Phoenix continues to endure blistering-hot temperatures morning, noon and night, with no end in sight to the string of 110-degree days.
Although nonprofits and local governments offer some refuge from the heat, limited hours leave many residents exposed to deadly conditions.
Local leaders and elected officials shared their frustrations after touring several Maricopa County-area cooling centers Monday.
The Valley’s Heat Relief Network is managed by the Maricopa Association of Governments. Maricopa County and the city of Phoenix provide funding to many of the non-government partners and other organizations that provide heat relief services.
But no single government entity is in charge of heat relief.
The Rev. Katie Sexton-Wood with the Arizona Faith Network, which operates cooling stations and respite centers, said a lack of consistent funding to sustain these services is one of their biggest barriers.
“We are so grateful for the funding that came out of Maricopa County with our city partners this year,” Sexton-Wood said. “There is no sustainable funding for this work throughout the city on a public level or on a private level with nonprofits.”
Which Sexton-Wood said means running out of must-have resources.
“So that means we run out of funding, we run out of space, and we run out of people,” she said. “Predominantly for funding on the nonprofit side.”
After seeing some of the network’s cooling centers, Democratic state Rep. Judy Schwiebert said she wants lawmakers doing more.
“I don’t think that our state government is stepping up the way we need to step up in order to provide a sustainable structure for making sure that folks are taken care of,” Schwiebert said.
Schwiebert and fellow Democrat Patty Contreras both called for Congress to pass the Extreme Heat Emergency Act.

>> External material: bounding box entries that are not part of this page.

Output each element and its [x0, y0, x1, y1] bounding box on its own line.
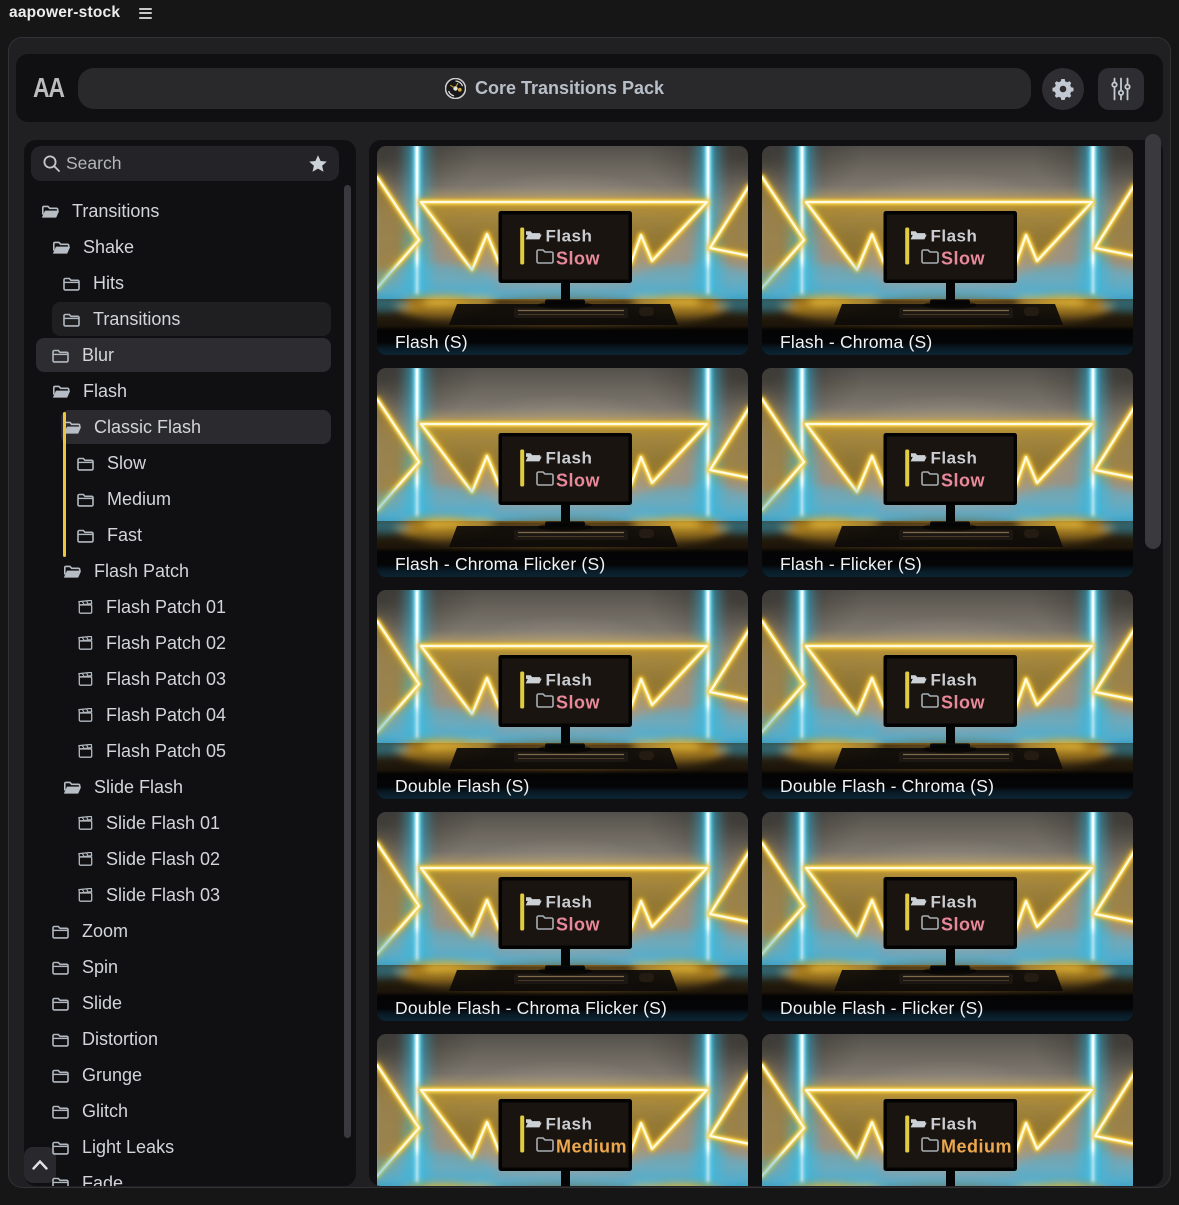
svg-text:Medium: Medium — [556, 1137, 627, 1157]
svg-text:Slow: Slow — [556, 471, 601, 491]
svg-text:Slow: Slow — [556, 693, 601, 713]
svg-text:Slow: Slow — [556, 915, 601, 935]
svg-text:Slow: Slow — [941, 471, 986, 491]
svg-text:Slow: Slow — [941, 693, 986, 713]
svg-text:Slow: Slow — [941, 915, 986, 935]
svg-text:Medium: Medium — [941, 1137, 1012, 1157]
svg-text:Slow: Slow — [941, 249, 986, 269]
svg-text:Slow: Slow — [556, 249, 601, 269]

That would add “extreme heat” to the federal list of what qualifies as a major disaster event.
“This would allow Governor Hobbs to declare this unprecedented heat a major disaster and provide funding to help mitigate this emergency,” Contreras said.
David Hondula is the director of Phoenix’s Office of Heat Response and Mitigation. He noted the record number of 911 calls for heat-related emergencies this summer.
“We’ve seen many days that have set record highs in the historical record,” Hondula said.
Hondula also noted that opening heat relief services on weekends remains a challenge. But he said conversations are ongoing to do so, and to extend hours into the morning and night.
“Right now when we look at where the network has the most capacity, that’s in the 9 a.m. to 6 p.m. window,” he said. “In the city of Phoenix, that is when 80% of the 911 calls related to heat occur.”
So although the network isn’t addressing 100% of the need for relief, Hondula said it is addressing the majority.
Melissa Guardaro is the lead for the Cooling Center Working Group and an assistant research professor at Arizona State University’s School of Sustainability. She said while services have grown, they still aren’t enough.
“It’s not only the unhoused that we need to be aware of,” Guardaro said, “but it’s also people who have shelter but are faced with difficult choices of whether to pay for air conditioning or pay for their rent or medical services, or their other costs along the way.”
Guardaro said the fact that overnight temperatures haven’t cooled down means that no real relief is in sight.
“Any gap that we have in our infrastructure becomes very apparent when people all of a sudden cannot get to their job because it’s just too hot to walk to their transit node or they’re working outdoors and they’re feeling ill from the day before,” Guardaro said.
Guardaro said that while the efforts made so far have been good ones, more needs to be done. If the Federal Emergency Management Agency recognizes extreme heat as a disaster, she said that would be a step in the right direction.